Defendants also seem to argue that they need not plead facts in support of their affirmative defenses, citing Perkins v. Superior Court (1981) 117 Cal.App. 3d 1, 6. However, the facts of Perkins are distinguishable. In that case, Plaintiff alleged the following facts in support of his claims: Defendants incorrectly published his phone number as that of an auto supply store, causing him to receive unwarranted calls, and although Plaintiff put Defendants on notice of same, they did not stop the practice and instead retaliated by terminating phone service to Plaintiff’s home. Because the complaint had sufficient facts to apprise Defendants of the basis on which Plaintiff was seeking relief, it was inappropriate to strike related conclusions of law, such as that the Defendants acted “wrongfully and intentionally.” Here, Defendants’ affirmative defenses contain virtually no facts.
Thus, Defendants’ answer is improperly pleaded as to these defenses. (Bach, 147 Cal.App.3d at 561; see Diodes, Inc., 260 Cal.App.2d at 250.)
To the extent Defendants contend they may waive any defenses if they are not raised now, waiver is an “intentional relinquishment of a known right after knowledge of the facts.” (Waller v. Truck Ins. Exch. (1995) 11 Cal. 4th 1, 31 [citations omitted].) Either Defendants are unaware of facts supporting their purported affirmative defenses- in which case there is no waiver- or they are aware of them and chose not to plead them in support of the affirmative defenses despite California being a fact pleading jurisdiction. Either way, Defendants’ amended answer is improperly pleaded. (Bach, 147 Cal.App.3d at 561; see Diodes, Inc., 260 Cal.App.2d at 250.)
Defendants should plead only affirmative defenses for which supporting facts are known. Although common, the practice of pleading affirmative defenses which have no basis in known facts is no more appropriate than pleading a complaint without factual support. If facts are subsequently discovered that support the addition of affirmative defenses, Defendants can bring a motion to amend the answer based on the new facts. (See Hulsey v. Koehler (1990) 218 Cal.App.3d 1150, 1159 [liberality is displayed in allowing amendments to answers].)
The burden is on Defendants to demonstrate there is a possibility they can state valid affirmative defenses if given leave to amend. While Defendants request leave to amend, they do not make any showing as to what facts they can allege to state valid defenses for the above. (See Dudley v. Department of Transportation (2001) 90 Cal.App.4th 255, 260.)

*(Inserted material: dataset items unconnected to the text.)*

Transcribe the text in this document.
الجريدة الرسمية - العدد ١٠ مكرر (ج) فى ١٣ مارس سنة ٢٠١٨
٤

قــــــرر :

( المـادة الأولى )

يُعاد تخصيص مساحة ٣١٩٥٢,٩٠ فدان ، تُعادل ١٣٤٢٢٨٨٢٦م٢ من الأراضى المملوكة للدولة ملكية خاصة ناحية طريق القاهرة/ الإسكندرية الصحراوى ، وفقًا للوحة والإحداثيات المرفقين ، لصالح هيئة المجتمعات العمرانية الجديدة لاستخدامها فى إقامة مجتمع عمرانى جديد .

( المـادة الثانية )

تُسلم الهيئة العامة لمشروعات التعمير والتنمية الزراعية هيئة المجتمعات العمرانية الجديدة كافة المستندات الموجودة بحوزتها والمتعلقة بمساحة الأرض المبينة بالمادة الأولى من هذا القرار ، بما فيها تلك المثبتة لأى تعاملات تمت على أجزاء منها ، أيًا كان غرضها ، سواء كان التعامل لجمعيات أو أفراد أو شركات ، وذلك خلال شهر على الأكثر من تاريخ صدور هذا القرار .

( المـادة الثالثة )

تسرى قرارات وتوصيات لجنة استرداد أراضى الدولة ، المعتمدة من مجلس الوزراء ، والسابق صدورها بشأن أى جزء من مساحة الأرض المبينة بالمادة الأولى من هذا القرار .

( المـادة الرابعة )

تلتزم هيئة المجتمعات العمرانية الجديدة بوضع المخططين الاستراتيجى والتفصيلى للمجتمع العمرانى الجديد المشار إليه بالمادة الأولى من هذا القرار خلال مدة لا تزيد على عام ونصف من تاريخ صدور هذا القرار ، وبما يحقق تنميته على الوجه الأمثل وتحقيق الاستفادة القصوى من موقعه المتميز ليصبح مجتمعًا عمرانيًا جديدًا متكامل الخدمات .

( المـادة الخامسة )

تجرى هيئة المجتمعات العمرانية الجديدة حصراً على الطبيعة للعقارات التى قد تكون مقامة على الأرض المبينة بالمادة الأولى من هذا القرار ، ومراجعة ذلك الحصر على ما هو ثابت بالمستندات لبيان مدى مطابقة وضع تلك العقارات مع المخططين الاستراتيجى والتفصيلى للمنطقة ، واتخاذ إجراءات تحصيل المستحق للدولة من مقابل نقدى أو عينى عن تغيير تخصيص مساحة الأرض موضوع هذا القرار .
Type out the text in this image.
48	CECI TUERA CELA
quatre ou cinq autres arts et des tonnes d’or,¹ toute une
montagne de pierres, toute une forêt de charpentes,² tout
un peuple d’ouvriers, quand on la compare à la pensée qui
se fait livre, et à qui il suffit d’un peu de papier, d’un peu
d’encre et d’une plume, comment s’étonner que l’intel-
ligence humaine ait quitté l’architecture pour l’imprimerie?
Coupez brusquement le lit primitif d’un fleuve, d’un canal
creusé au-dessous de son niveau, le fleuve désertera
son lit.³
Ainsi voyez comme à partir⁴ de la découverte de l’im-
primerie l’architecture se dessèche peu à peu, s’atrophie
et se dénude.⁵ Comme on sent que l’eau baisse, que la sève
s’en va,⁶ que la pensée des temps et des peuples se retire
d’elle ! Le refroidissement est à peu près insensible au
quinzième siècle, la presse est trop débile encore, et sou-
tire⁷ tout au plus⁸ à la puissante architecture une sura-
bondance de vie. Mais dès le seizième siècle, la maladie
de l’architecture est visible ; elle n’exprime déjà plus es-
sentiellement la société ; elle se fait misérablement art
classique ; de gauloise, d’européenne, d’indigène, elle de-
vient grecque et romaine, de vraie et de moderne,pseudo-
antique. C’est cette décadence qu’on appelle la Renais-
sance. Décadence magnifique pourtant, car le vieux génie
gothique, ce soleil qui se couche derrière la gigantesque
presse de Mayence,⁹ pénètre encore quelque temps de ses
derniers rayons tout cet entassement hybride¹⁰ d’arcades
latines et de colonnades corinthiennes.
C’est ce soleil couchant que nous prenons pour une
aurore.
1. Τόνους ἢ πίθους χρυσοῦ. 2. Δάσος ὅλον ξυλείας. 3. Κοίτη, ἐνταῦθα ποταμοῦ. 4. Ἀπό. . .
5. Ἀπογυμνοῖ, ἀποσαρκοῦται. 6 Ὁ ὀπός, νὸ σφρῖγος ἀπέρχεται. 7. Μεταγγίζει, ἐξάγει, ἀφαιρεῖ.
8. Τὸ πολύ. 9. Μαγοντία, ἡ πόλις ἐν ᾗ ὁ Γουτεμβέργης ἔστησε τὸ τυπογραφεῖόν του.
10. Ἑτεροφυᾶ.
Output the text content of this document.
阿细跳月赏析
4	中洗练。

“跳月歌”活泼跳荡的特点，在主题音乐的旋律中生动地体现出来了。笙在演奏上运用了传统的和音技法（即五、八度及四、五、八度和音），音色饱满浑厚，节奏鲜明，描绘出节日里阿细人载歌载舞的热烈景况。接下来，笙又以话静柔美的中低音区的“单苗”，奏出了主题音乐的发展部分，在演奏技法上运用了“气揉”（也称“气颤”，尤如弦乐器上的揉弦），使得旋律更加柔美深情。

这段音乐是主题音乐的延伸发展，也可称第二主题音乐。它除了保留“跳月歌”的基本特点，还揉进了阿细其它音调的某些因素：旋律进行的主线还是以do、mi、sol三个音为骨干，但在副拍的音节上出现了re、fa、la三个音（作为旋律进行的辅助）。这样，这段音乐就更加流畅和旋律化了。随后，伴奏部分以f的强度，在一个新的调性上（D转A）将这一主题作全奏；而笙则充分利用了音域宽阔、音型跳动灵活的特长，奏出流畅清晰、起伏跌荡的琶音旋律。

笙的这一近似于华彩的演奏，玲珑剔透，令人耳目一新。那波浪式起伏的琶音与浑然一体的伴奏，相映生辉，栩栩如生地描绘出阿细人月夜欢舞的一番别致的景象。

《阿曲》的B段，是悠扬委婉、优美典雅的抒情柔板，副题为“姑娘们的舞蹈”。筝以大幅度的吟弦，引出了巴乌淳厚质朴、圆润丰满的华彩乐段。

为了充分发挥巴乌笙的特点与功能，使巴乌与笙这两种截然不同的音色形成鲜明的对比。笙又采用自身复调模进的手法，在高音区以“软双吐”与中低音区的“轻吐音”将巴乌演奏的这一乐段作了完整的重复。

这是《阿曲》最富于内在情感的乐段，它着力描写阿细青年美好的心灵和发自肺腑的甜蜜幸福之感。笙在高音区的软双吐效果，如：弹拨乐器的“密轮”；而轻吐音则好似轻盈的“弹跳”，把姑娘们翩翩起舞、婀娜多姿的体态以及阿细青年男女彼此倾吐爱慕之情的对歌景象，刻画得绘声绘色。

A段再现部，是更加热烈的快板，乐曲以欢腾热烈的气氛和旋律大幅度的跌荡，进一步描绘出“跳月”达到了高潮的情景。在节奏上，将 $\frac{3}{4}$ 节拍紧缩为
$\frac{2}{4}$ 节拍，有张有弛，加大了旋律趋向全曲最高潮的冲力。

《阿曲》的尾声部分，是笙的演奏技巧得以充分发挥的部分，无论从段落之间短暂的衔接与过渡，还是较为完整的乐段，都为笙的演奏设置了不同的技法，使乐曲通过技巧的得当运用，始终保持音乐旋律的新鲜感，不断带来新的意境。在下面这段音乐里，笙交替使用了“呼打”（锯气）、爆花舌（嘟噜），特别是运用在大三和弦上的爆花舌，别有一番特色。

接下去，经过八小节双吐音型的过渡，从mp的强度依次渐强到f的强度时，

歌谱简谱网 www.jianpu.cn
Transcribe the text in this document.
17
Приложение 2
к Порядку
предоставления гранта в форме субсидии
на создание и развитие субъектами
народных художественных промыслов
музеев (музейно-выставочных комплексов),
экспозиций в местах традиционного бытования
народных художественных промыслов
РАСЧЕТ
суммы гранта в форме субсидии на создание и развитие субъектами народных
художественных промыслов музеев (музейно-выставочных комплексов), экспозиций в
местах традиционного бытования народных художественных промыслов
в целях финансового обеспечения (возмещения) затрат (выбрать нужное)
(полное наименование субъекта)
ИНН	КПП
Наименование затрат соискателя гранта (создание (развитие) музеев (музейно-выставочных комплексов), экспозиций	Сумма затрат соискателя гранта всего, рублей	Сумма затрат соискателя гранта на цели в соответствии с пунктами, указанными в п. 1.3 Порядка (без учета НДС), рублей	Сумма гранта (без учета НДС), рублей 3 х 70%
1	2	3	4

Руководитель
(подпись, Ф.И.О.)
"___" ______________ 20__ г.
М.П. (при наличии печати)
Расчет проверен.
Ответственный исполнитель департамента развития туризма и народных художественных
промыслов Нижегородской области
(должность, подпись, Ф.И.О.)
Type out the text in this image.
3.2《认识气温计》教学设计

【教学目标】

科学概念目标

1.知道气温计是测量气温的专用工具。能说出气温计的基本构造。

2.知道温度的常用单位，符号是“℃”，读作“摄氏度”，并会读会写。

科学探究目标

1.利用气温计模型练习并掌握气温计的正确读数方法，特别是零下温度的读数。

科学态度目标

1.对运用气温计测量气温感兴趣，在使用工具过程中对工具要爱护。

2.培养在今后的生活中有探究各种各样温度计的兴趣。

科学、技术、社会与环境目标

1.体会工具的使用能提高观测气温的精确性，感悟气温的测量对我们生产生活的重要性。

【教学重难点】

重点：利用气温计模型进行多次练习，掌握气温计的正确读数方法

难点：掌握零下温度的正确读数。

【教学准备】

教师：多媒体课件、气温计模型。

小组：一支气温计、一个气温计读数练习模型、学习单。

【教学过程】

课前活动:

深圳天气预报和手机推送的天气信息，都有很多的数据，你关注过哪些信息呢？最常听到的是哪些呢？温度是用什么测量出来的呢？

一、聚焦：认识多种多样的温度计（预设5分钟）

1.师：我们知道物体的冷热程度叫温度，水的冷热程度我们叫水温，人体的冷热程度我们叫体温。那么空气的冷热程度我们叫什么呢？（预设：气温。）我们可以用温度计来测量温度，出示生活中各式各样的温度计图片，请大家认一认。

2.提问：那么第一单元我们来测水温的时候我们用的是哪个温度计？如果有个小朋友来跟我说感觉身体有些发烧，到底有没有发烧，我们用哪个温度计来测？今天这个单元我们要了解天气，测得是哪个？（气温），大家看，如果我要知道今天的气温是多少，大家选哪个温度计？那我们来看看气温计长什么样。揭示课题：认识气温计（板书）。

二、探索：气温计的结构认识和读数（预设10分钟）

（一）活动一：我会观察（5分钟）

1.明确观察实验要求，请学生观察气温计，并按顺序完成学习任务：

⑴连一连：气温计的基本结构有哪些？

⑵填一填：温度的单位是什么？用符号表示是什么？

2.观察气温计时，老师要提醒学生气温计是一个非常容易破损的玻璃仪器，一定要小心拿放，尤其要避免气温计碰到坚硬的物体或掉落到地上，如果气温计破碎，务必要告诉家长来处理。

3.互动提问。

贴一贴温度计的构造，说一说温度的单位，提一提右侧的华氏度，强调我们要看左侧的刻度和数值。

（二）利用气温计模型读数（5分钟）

Accordingly, the demurrer to the 3rd, 6th, 8th through 16th, 18th, 24th, and 27th through 30th affirmative defenses is sustained without leave to amend. If Defendants appear at the hearing and provides specific facts as to how these affirmative defenses can be cured to state a valid defense, the Court will grant Defendants 20 days leave to amend the answer for those defenses Defendant can identify supporting facts for.
e. 31st Affirmative Defense
The 31st affirmative defense merely states that Defendants reserve the right to assert additional affirmative defenses if discovery supports them. However, Defendants do not technically have a “right” to amend the answer; rather, Defendants must obtain leave of court to do so. This purported reservation therefore serves no purpose and is not actually a defense. CCP § 473(a)(1) already reserves a party’s ability to amend a pleading, including the answer.
Again, the Court suggests Defendants plead only affirmative defenses for which supporting facts are known; if subsequent facts are discovered, Defendants can bring a motion to amend the answer based on the new facts.
The demurrer is sustained as to the 31st affirmative defense without leave to amend.
e. 1st, 7th, and 26th Affirmative Defenses
The 7th affirmative defense asserts that the complaint is barred by the applicable statutes of limitations.
The defense of statute of limitations need not include specific facts, but instead it may be stated generally with the applicable statute. (CCP § 458.) Defendants, therefore, adequately pleaded this defense.
The 1st affirmative defense asserts that Plaintiff agreed to binding arbitration as a condition to any and all services rendered by Defendants, and that this matter should be submitted to arbitration. The 26th defense asserts that Plaintiff failed to serve Defendants with a notice of intention to sue pursuant to CCP § 364. These affirmative defenses, when read in conjunction with the complaint, allege sufficient ultimate facts to apprise Plaintiff of the basis for the defenses against the complaint.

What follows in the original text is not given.